Si j’avais une relation non assurée avec la personne décédée, mon deuil risque d’être plus difficile. Les problèmes non résolus referont surface et viendront me hanter. Je pourrai ressentir la douleur d’une certaine culpabilité, mais en même temps, je me souviendrai des bons moments entre nous. La relation aura été douteuse et le deuil risquera de l’être aussi en ressentant parfois de la révolte envers l’autre et, paradoxalement, une certaine tendresse.

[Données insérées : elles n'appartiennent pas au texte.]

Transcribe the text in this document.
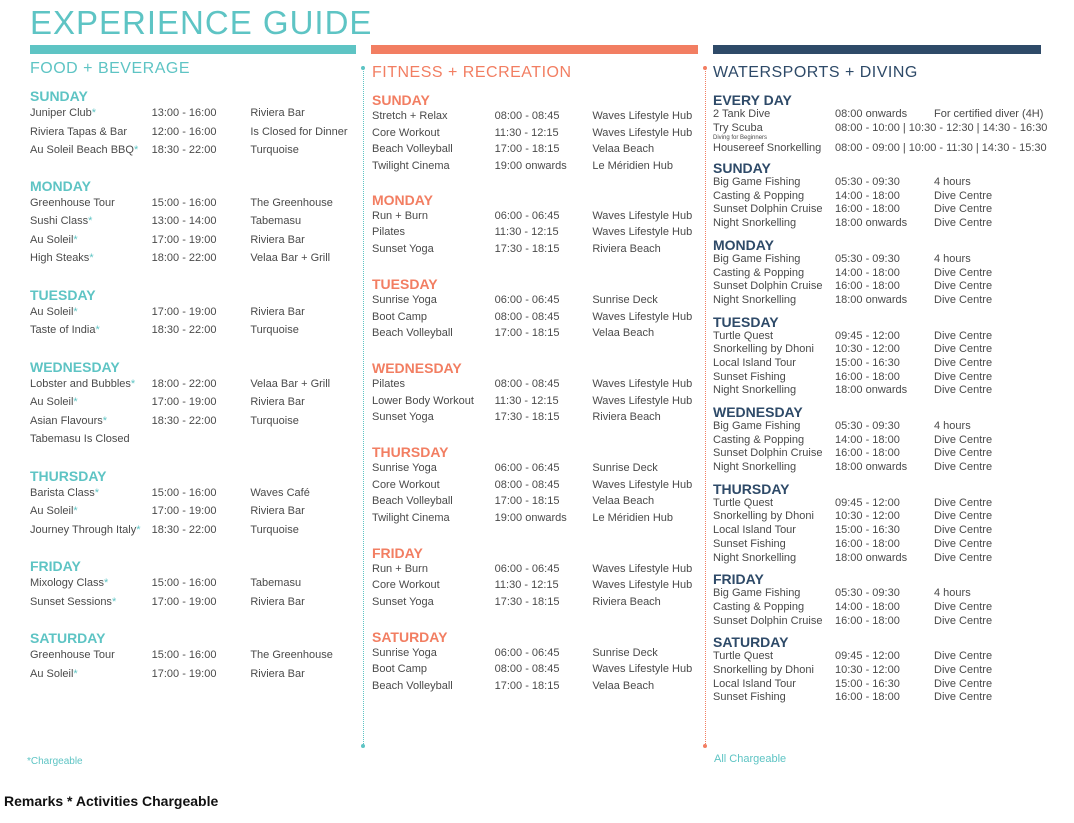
EXPERIENCE GUIDE
FOOD + BEVERAGE
SUNDAY
Juniper Club*	13:00 - 16:00	Riviera Bar
Riviera Tapas & Bar	12:00 - 16:00	Is Closed for Dinner
Au Soleil Beach BBQ*	18:30 - 22:00	Turquoise
MONDAY
Greenhouse Tour	15:00 - 16:00	The Greenhouse
Sushi Class*	13:00 - 14:00	Tabemasu
Au Soleil*	17:00 - 19:00	Riviera Bar
High Steaks*	18:00 - 22:00	Velaa Bar + Grill
TUESDAY
Au Soleil*	17:00 - 19:00	Riviera Bar
Taste of India*	18:30 - 22:00	Turquoise
WEDNESDAY
Lobster and Bubbles*	18:00 - 22:00	Velaa Bar + Grill
Au Soleil*	17:00 - 19:00	Riviera Bar
Asian Flavours*	18:30 - 22:00	Turquoise
Tabemasu Is Closed
THURSDAY
Barista Class*	15:00 - 16:00	Waves Café
Au Soleil*	17:00 - 19:00	Riviera Bar
Journey Through Italy*	18:30 - 22:00	Turquoise
FRIDAY
Mixology Class*	15:00 - 16:00	Tabemasu
Sunset Sessions*	17:00 - 19:00	Riviera Bar
SATURDAY
Greenhouse Tour	15:00 - 16:00	The Greenhouse
Au Soleil*	17:00 - 19:00	Riviera Bar
FITNESS + RECREATION
SUNDAY
Stretch + Relax	08:00 - 08:45	Waves Lifestyle Hub
Core Workout	11:30 - 12:15	Waves Lifestyle Hub
Beach Volleyball	17:00 - 18:15	Velaa Beach
Twilight Cinema	19:00 onwards	Le Méridien Hub
MONDAY
Run + Burn	06:00 - 06:45	Waves Lifestyle Hub
Pilates	11:30 - 12:15	Waves Lifestyle Hub
Sunset Yoga	17:30 - 18:15	Riviera Beach
TUESDAY
Sunrise Yoga	06:00 - 06:45	Sunrise Deck
Boot Camp	08:00 - 08:45	Waves Lifestyle Hub
Beach Volleyball	17:00 - 18:15	Velaa Beach
WEDNESDAY
Pilates	08:00 - 08:45	Waves Lifestyle Hub
Lower Body Workout	11:30 - 12:15	Waves Lifestyle Hub
Sunset Yoga	17:30 - 18:15	Riviera Beach
THURSDAY
Sunrise Yoga	06:00 - 06:45	Sunrise Deck
Core Workout	08:00 - 08:45	Waves Lifestyle Hub
Beach Volleyball	17:00 - 18:15	Velaa Beach
Twilight Cinema	19:00 onwards	Le Méridien Hub
FRIDAY
Run + Burn	06:00 - 06:45	Waves Lifestyle Hub
Core Workout	11:30 - 12:15	Waves Lifestyle Hub
Sunset Yoga	17:30 - 18:15	Riviera Beach
SATURDAY
Sunrise Yoga	06:00 - 06:45	Sunrise Deck
Boot Camp	08:00 - 08:45	Waves Lifestyle Hub
Beach Volleyball	17:00 - 18:15	Velaa Beach
WATERSPORTS + DIVING
EVERY DAY
2 Tank Dive	08:00 onwards	For certified diver (4H)
Try Scuba	08:00 - 10:00 | 10:30 - 12:30 | 14:30 - 16:30
Diving for Beginners
Housereef Snorkelling	08:00 - 09:00 | 10:00 - 11:30 | 14:30 - 15:30
SUNDAY
Big Game Fishing	05:30 - 09:30	4 hours
Casting & Popping	14:00 - 18:00	Dive Centre
Sunset Dolphin Cruise	16:00 - 18:00	Dive Centre
Night Snorkelling	18:00 onwards	Dive Centre
MONDAY
Big Game Fishing	05:30 - 09:30	4 hours
Casting & Popping	14:00 - 18:00	Dive Centre
Sunset Dolphin Cruise	16:00 - 18:00	Dive Centre
Night Snorkelling	18:00 onwards	Dive Centre
TUESDAY
Turtle Quest	09:45 - 12:00	Dive Centre
Snorkelling by Dhoni	10:30 - 12:00	Dive Centre
Local Island Tour	15:00 - 16:30	Dive Centre
Sunset Fishing	16:00 - 18:00	Dive Centre
Night Snorkelling	18:00 onwards	Dive Centre
WEDNESDAY
Big Game Fishing	05:30 - 09:30	4 hours
Casting & Popping	14:00 - 18:00	Dive Centre
Sunset Dolphin Cruise	16:00 - 18:00	Dive Centre
Night Snorkelling	18:00 onwards	Dive Centre
THURSDAY
Turtle Quest	09:45 - 12:00	Dive Centre
Snorkelling by Dhoni	10:30 - 12:00	Dive Centre
Local Island Tour	15:00 - 16:30	Dive Centre
Sunset Fishing	16:00 - 18:00	Dive Centre
Night Snorkelling	18:00 onwards	Dive Centre
FRIDAY
Big Game Fishing	05:30 - 09:30	4 hours
Casting & Popping	14:00 - 18:00	Dive Centre
Sunset Dolphin Cruise	16:00 - 18:00	Dive Centre
SATURDAY
Turtle Quest	09:45 - 12:00	Dive Centre
Snorkelling by Dhoni	10:30 - 12:00	Dive Centre
Local Island Tour	15:00 - 16:30	Dive Centre
Sunset Fishing	16:00 - 18:00	Dive Centre
*Chargeable	All Chargeable
Remarks * Activities Chargeable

Dans cet amour qui se cherche encore, je ne guérirai pas seul. Un accompagnement soutenu sera bénéfique pour panser les blessures, pour répondre à la question du deuil « Qui suis-je aujourd’hui? », et pour permettre de diminuer la peur d’avancer, la peur d’échouer encore sur ces rivages où nous nous blessions. Encore ici demeureront percutants en ma mémoire les gestes vivants de l’autre, teintés de oui, de non et de peut-être.
Conclusion
Ainsi, lorsque la personne endeuillée s’aventure par une écoute attentive à ne plus être totalement dans l’organisation antérieure de son amour et à se distancer de la désorganisation actuelle, elle ressentira enfin que son identité se clarifie et que son deuil aura vraiment répondu à la question « Qui suis-je maintenant? ».
L’accompagnement permettra d’enlever le voile de deuil sur son visage et éloignera d’elle l’ombre de l’autre afin qu’elle redécouvre les beautés qui l’entourent, les raisons d’avancer sur une nouvelle route, ainsi que la joie d’exister.